According to Christine Barry from Aite Group, the low satisfaction rates and disappointing cross-sell ratios are due in large part to large bank's failure to properly segment the small business market, thereby improving the understanding of the market. Without adequate segmentation and research, it is difficult to provide a personalized experience based on the small business' unique needs.

Another challenge is that it is difficult to even identify all small businesses since as many as two-thirds don't have business banking accounts according to a 2009 Javelin Strategy & Research report. These relationships may pay lower fees by being handled in the consumer platform initially, but they are quickly underserved as they grow and their needs expand to include payroll, specialized lending and enhanced cash management services.

One of the responses to this need to better understand the underserved small business banking customer is a shift in reporting structure at some large banks from being handled through the retail or commercial side of the bank to being handled by a standalone small business unit, where specific offline and online products can be developed and needs adequately researched. Another response has been the introduction of new services for this segment including scaled down cash management services, invoicing and payroll services and personal/business financial management products.

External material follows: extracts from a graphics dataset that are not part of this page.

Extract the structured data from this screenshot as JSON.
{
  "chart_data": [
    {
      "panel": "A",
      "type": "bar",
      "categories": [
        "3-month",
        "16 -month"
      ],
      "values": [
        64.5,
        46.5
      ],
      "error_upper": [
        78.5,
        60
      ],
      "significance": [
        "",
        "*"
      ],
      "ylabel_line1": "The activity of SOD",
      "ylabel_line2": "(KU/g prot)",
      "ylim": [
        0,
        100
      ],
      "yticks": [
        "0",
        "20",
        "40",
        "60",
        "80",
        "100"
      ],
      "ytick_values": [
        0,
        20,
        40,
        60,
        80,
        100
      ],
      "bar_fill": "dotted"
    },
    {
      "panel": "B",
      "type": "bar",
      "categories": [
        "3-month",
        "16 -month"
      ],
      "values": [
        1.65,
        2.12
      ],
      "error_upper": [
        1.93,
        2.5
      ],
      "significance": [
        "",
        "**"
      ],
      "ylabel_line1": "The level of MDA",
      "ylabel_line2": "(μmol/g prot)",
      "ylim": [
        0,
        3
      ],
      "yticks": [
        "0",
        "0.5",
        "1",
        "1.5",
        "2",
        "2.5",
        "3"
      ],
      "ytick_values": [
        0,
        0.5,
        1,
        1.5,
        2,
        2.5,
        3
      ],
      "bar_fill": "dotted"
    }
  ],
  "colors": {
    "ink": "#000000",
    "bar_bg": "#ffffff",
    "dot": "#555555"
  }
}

To win in the small business banking competition, it will be imperative to segment small businesses beyond a size categorization that neglects industry or needs segmentation. Data collection will also need to be enhanced since the amount of public information is much less reliable for small businesses than for retail customers. Finally, there needs to be constant direct communication with small businesses to demonstrate the desire to serve this segment and to provide ongoing leads for a better trained sales force.